Martha’s Vineyard Residents Begged for Mass Immigration Until Migrant Flights Arrived: ‘They Have to Move’

Business owners on Martha’s Vineyard have spent years begging for more mass immigration to the United States in the hopes of filling summer jobs with foreign workers.

When 50 illegal aliens were flown onto the elite coastal island, home to the nation’s wealthiest and most well-connected, officials declared a “humanitarian crisis” and Gov. Charlie Baker (R) swiftly deported the new arrivals to a military base on Cape Cod.

The reaction to just 0.001 percent of the nation’s border crisis arriving on the doorsteps of Martha’s Vineyard residents comes after business owners spent years pleading with the federal government to import more foreign workers so they could fill jobs.

“At some point in time, they have to move from here to somewhere else. We don’t have the services to take care of 50 immigrants,” an official said when the illegal aliens arrived. “We certainly don’t have housing. We’re in a housing crisis as we are on this island, so we can’t house everyone here that lives here and works here. We don’t have housing for 50 more people.”

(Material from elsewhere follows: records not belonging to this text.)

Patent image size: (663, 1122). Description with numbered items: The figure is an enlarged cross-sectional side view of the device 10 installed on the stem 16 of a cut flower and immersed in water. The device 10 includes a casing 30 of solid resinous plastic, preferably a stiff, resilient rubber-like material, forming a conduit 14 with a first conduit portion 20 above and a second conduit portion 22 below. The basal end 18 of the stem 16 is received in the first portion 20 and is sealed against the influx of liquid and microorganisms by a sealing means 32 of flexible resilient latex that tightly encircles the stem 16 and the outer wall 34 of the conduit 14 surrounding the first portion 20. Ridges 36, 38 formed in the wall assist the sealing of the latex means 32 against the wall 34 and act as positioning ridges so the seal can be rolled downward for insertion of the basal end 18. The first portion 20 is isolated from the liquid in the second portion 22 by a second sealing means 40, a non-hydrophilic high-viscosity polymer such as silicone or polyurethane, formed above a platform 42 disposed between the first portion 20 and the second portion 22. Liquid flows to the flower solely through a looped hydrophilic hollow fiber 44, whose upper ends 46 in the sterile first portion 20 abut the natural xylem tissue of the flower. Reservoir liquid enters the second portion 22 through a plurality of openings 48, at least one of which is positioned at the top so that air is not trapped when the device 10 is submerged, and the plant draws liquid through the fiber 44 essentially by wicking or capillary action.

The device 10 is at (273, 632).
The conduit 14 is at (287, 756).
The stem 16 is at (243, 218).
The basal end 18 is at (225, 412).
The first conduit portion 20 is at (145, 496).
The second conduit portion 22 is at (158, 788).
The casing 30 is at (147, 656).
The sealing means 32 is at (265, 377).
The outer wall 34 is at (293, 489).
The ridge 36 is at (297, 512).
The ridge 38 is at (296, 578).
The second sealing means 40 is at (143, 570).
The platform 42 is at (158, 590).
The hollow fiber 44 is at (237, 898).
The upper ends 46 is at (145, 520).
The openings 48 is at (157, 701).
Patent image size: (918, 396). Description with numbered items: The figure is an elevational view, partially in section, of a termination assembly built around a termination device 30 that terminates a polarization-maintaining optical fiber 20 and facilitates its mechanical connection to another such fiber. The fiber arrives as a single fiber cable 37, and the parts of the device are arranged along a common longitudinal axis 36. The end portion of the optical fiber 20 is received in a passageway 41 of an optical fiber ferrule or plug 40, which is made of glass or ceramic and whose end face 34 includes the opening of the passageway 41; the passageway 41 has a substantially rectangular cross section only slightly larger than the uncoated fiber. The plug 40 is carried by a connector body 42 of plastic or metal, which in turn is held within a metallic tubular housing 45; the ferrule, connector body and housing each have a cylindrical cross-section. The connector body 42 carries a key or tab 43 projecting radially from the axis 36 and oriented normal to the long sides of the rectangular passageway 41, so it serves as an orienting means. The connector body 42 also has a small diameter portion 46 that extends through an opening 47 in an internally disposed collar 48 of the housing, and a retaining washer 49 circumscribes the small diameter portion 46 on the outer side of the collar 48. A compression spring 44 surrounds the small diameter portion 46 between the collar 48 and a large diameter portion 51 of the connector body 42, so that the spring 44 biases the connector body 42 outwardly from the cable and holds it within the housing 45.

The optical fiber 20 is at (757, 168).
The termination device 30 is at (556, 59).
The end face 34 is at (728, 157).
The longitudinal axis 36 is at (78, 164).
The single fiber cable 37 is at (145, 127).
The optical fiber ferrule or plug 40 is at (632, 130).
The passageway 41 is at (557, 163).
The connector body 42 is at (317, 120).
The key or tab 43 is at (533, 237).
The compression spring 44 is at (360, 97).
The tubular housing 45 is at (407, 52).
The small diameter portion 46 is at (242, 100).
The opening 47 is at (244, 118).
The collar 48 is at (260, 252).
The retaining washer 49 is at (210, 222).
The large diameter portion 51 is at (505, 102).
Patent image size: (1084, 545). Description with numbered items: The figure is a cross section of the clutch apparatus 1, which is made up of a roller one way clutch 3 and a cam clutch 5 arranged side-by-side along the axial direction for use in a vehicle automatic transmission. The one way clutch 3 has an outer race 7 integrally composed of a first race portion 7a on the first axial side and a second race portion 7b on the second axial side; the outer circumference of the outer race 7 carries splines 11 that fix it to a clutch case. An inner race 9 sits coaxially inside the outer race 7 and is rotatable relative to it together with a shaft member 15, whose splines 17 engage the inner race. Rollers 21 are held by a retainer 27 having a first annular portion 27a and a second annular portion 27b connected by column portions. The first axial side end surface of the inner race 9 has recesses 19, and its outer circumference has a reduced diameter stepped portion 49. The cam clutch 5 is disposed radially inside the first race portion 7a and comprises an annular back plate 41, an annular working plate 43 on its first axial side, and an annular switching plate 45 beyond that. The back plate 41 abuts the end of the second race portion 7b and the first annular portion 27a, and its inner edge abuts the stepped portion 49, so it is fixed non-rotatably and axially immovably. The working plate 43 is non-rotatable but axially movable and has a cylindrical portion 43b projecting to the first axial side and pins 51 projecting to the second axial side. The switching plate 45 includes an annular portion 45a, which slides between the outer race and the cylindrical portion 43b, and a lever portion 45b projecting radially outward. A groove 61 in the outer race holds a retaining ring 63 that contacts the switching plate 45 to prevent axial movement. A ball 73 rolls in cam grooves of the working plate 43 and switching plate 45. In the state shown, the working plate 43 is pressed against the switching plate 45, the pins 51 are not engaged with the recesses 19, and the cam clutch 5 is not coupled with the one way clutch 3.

In September 2018, a Martha’s Vineyard business owner complained to the New York Times that he lost out on Jamaican workers and had to scrub toilets himself:

This summer, he has found himself on his hands and knees scrubbing toilets and tubs at Edgartown Commons, a hotel he manages on Martha’s Vineyard in Massachusetts. Five Jamaican workers who had long worked at the property failed to get H2-B seasonal-work visas.

“I’m 65 years old, but you got to do what you got to do,” he said. “We did hire contract workers, but it’s never going to be as good as people with years of experience.”